Auch für die USA erwarten wir einen negativen Ausblick (-1 %), der vor allem auf die Verschlechterung der Handelsbeziehungen mit China und die zusätzlichen Kosten für die Branche aufgrund höherer Einfuhrzölle zurückzuführen ist. Die Verschärfung der Rechtsvorschriften für den Versand von Waren mit geringem Wert wird vorübergehend die Durchdringung des Online-Marktes für Fast-Fashion-Artikel aus China behindern oder zumindest deren Wettbewerbsfähigkeit gegenüber lokalen Marken beeinträchtigen. Auch wenn dies nicht wesentlich ins Gewicht fällt, könnte die steigende Inflationserwartung ebenfalls die Textilnachfrage in Nordamerika belasten.
Auf Branchenebene werden wir angesichts der sehr wahrscheinlichen Kostensteigerungen, die sich aus einer Verlagerung der Produktionskapazitäten näher an die Endmärkte und einer Überarbeitung der Beschaffungs- und Lagerhaltungsstrategie ergeben, wahrscheinlich einen stärkeren Schub bei den Marketinginvestitionen in den digitalen Kanal erleben, dessen Umsatz langsam mit dem von physischen Geschäften konkurrieren könnte. Die Einführung neuer Technologien und insbesondere KI-gestützter Tools dürfte der Branche helfen, ihr Kostenmanagement und ihre Logistikeffizienz zu verbessern, indem neue Kauftrends frühzeitig erkannt und die wichtigsten Kundenpräferenzen identifiziert werden.

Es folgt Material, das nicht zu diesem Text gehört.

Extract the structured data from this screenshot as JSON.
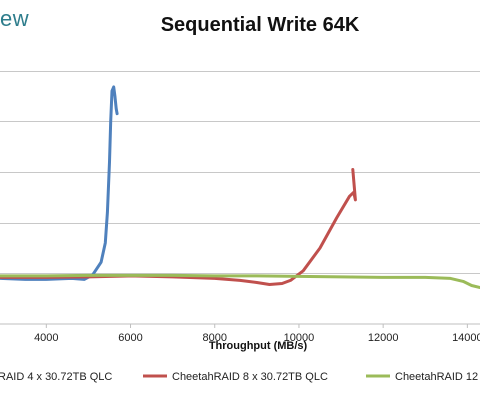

Unter den potenziellen Branchentrends, die es zu beobachten gilt, erwarten wir, dass sich die Abkühlung des Sneaker-Marktes fortsetzen wird und stattdessen ein wachsendes Interesse an smarter Kleidung, aber auch an Accessoires zu verzeichnen sein wird, die beide dazu beitragen, den Wunsch der Kunden nach einer stärkeren Personalisierung der Produkte zu erfüllen. Der Trend zum „stillen Luxus” könnte bei der Altersgruppe der 35- bis 50-Jährigen weiterhin beliebt bleiben, aber auch zunehmend bei den über 50-Jährigen, die sich von Marken distanziert haben, die sich an jüngere Kunden richten. Innerhalb des neuen komplexen Handelsrahmens sehen wir Chancen für neue Marktteilnehmer mit starken lokalen Wurzeln und innovativen Produkten, da es in der Branche kaum starke Eintrittsbarrieren gibt und die Kunden den historischen Marken treu sind.